Hanya kamar mandi biasa dengan lampu neon yang berkedip-kedip.
"Ada...
ada sesuatu di dalam," Khalila akhirnya berkata dengan suara gemetar.
"Di langit-langit..."
Pak
Misqol bertukar pandang dengan Gus Iib sebelum melangkah masuk ke kamar mandi.

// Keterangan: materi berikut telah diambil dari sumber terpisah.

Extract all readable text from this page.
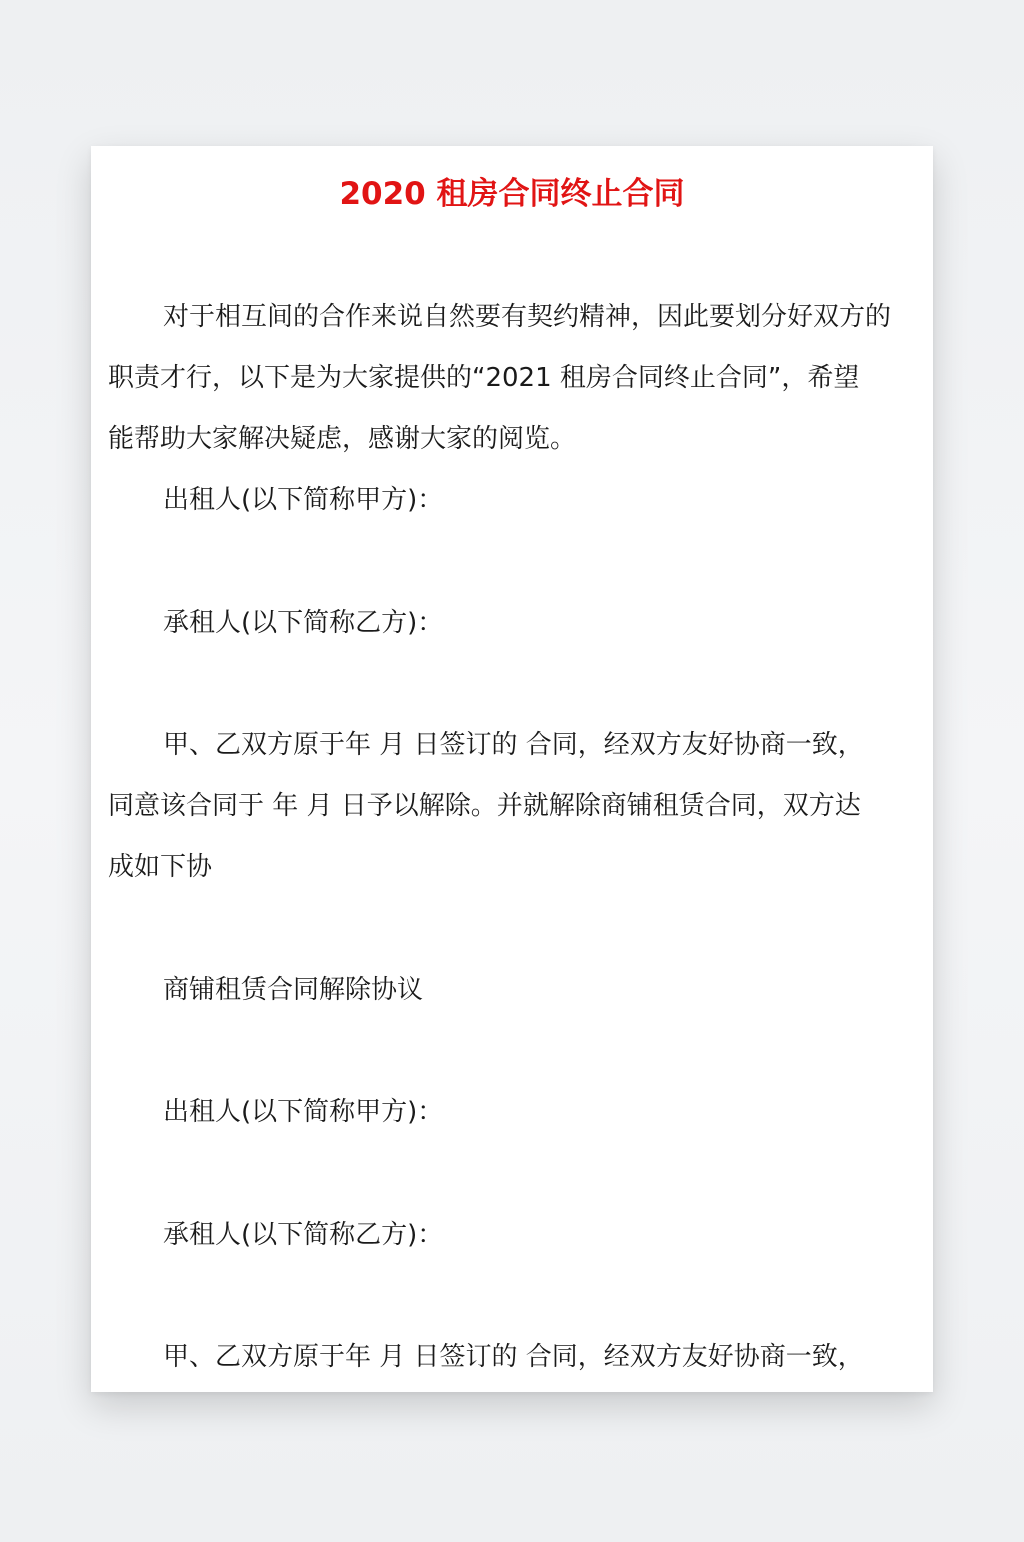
2020 租房合同终止合同
对于相互间的合作来说自然要有契约精神，因此要划分好双方的
职责才行，以下是为大家提供的“2021 租房合同终止合同”，希望
能帮助大家解决疑虑，感谢大家的阅览。
出租人(以下简称甲方)：
承租人(以下简称乙方)：
甲、乙双方原于年 月 日签订的 合同，经双方友好协商一致，
同意该合同于 年 月 日予以解除。并就解除商铺租赁合同，双方达
成如下协
商铺租赁合同解除协议
出租人(以下简称甲方)：
承租人(以下简称乙方)：
甲、乙双方原于年 月 日签订的 合同，经双方友好协商一致，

Ia mengarahkan senternya ke langit-langit, memeriksa setiap sudut.
"Tidak
ada apa-apa, Nak," katanya setelah beberapa saat. "Tapi memang ada
yang tidak beres dengan tempat ini."
Gus
Iib mengambil tasbih dari sakunya dan mulai membaca doa-doa. "Kamu
beruntung Bu Hawa terbangun karena mimpi buruk dan memeriksa kamar
kalian," kata Gus Iib. "Dia panik ketika tidak menemukanmu di tempat
tidur dan segera menghubungiku."
"Dan
tepat waktu aku baru saja datang untuk menjemput Gus Iib," tambah Pak
Misqol. "Ada yang harus kami selesaikan di sini."
Bu
Hawa merangkul Khalila yang masih gemetar. "Ayo kembali ke asrama. Besok
pagi kita bicarakan ini dengan Kyai Ihsan."
Saat
mereka berjalan kembali ke asrama, Khalila tidak berani menoleh ke belakang.

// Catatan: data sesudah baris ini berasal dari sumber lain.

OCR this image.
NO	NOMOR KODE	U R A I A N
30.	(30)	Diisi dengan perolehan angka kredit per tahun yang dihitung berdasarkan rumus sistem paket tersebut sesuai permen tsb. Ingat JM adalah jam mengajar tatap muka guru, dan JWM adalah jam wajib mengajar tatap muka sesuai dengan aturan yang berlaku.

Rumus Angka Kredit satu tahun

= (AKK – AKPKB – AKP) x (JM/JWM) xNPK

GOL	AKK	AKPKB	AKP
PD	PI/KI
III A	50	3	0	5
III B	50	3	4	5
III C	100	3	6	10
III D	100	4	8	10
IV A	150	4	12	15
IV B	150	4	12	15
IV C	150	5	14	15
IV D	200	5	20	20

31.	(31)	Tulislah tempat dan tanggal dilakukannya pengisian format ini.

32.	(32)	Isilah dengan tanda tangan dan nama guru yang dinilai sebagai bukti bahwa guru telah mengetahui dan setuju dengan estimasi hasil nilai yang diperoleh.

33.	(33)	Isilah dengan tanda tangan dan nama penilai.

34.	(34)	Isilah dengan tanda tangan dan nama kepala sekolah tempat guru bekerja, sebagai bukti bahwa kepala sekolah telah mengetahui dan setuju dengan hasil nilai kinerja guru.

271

Namun, ia bisa mendengar Pak Misqol berbisik pada Gus Iib.
"Sudah
ketiga kalinya bulan ini. Kita harus memberitahu Kyai tentang apa yang terjadi
di bangunan lama itu."
"Arwah
itu semakin kuat," balas Gus Iib pelan. "Dan sepertinya dia tertarik
pada santri yang memiliki kepekaan khusus."
Bu
Hawa menggenggam tangan Khalila lebih erat, seolah menyadari percakapan itu
bisa menambah ketakutannya.
"Jangan
khawatir," bisik Bu Hawa menenangkan. "Di pesantren ini kamu aman.

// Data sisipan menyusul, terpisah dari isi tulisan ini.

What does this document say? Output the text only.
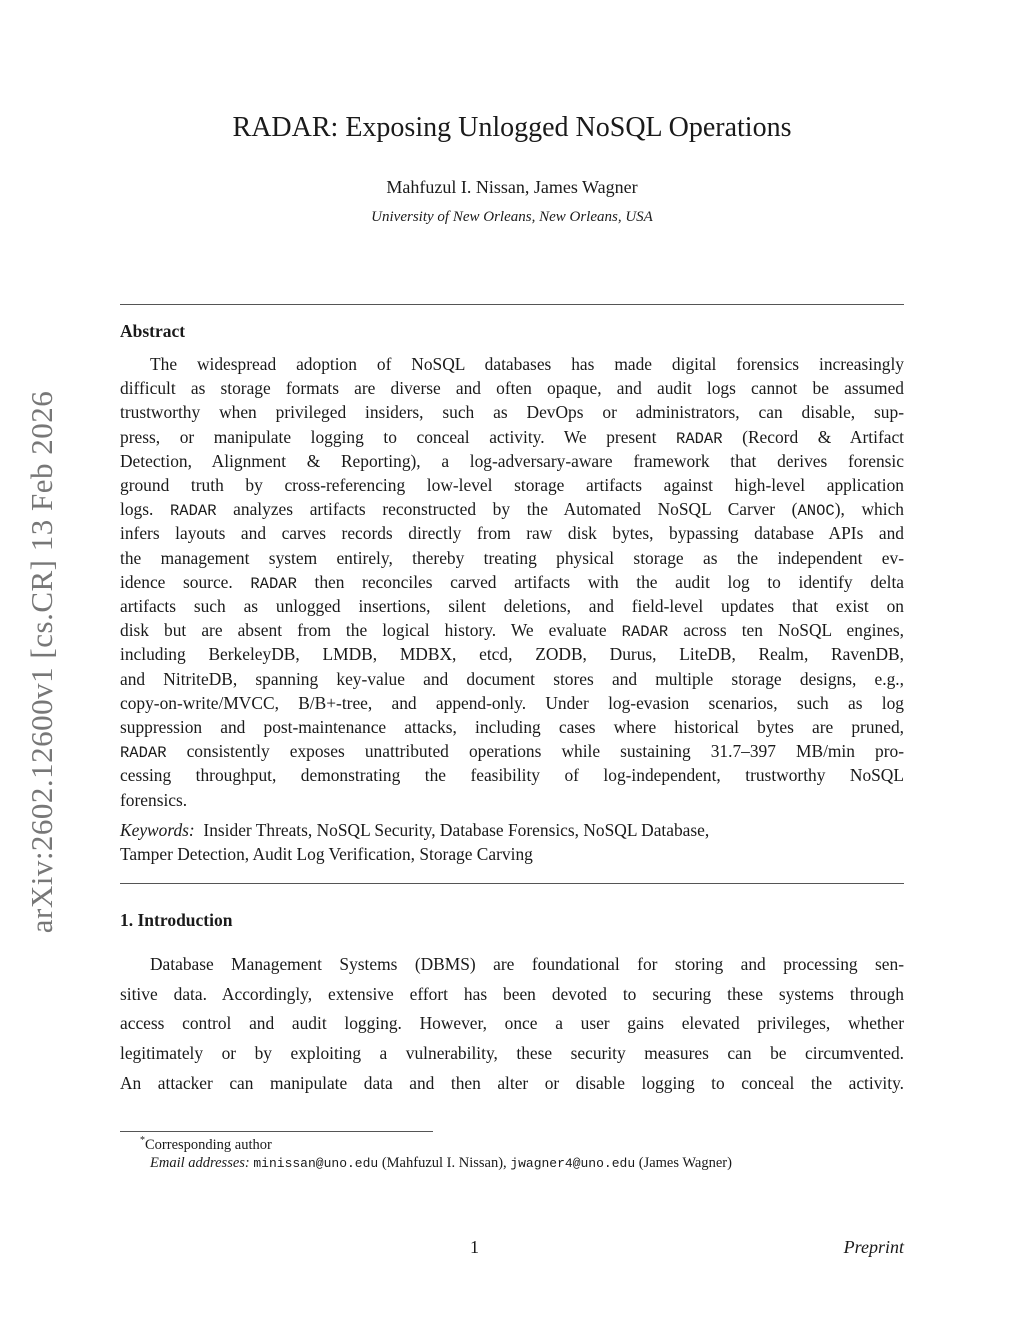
arXiv:2602.12600v1 [cs.CR] 13 Feb 2026
RADAR: Exposing Unlogged NoSQL Operations
Mahfuzul I. Nissan, James Wagner
University of New Orleans, New Orleans, USA
Abstract
The widespread adoption of NoSQL databases has made digital forensics increasingly
difficult as storage formats are diverse and often opaque, and audit logs cannot be assumed
trustworthy when privileged insiders, such as DevOps or administrators, can disable, sup-
press, or manipulate logging to conceal activity. We present RADAR (Record & Artifact
Detection, Alignment & Reporting), a log-adversary-aware framework that derives forensic
ground truth by cross-referencing low-level storage artifacts against high-level application
logs. RADAR analyzes artifacts reconstructed by the Automated NoSQL Carver (ANOC), which
infers layouts and carves records directly from raw disk bytes, bypassing database APIs and
the management system entirely, thereby treating physical storage as the independent ev-
idence source. RADAR then reconciles carved artifacts with the audit log to identify delta
artifacts such as unlogged insertions, silent deletions, and field-level updates that exist on
disk but are absent from the logical history. We evaluate RADAR across ten NoSQL engines,
including BerkeleyDB, LMDB, MDBX, etcd, ZODB, Durus, LiteDB, Realm, RavenDB,
and NitriteDB, spanning key-value and document stores and multiple storage designs, e.g.,
copy-on-write/MVCC, B/B+-tree, and append-only. Under log-evasion scenarios, such as log
suppression and post-maintenance attacks, including cases where historical bytes are pruned,
RADAR consistently exposes unattributed operations while sustaining 31.7–397 MB/min pro-
cessing throughput, demonstrating the feasibility of log-independent, trustworthy NoSQL
forensics.
Keywords: Insider Threats, NoSQL Security, Database Forensics, NoSQL Database,
Tamper Detection, Audit Log Verification, Storage Carving
1. Introduction
Database Management Systems (DBMS) are foundational for storing and processing sen-
sitive data. Accordingly, extensive effort has been devoted to securing these systems through
access control and audit logging. However, once a user gains elevated privileges, whether
legitimately or by exploiting a vulnerability, these security measures can be circumvented.
An attacker can manipulate data and then alter or disable logging to conceal the activity.
*Corresponding author
Email addresses: minissan@uno.edu (Mahfuzul I. Nissan), jwagner4@uno.edu (James Wagner)
1	Preprint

Kyai Ihsan tidak akan membiarkan hal-hal seperti itu mengganggu
santrinya."
Namun
malam itu, ketika akhirnya kembali ke tempat tidurnya, Khalila tidak bisa
memejamkan mata. Setiap kali ia mencoba, bayangan sosok mengerikan itu muncul
dalam benaknya. Dan yang lebih menakutkan, ia merasa seperti mendengar bisikan
lembut di telinganya, memanggil namanya berulang-ulang dari kegelapan.
Di
luar jendela, angin malam berdesir memainkan dedaunan pohon mangga tua di
halaman belakang asrama, menciptakan bayangan-bayangan yang menari di dinding.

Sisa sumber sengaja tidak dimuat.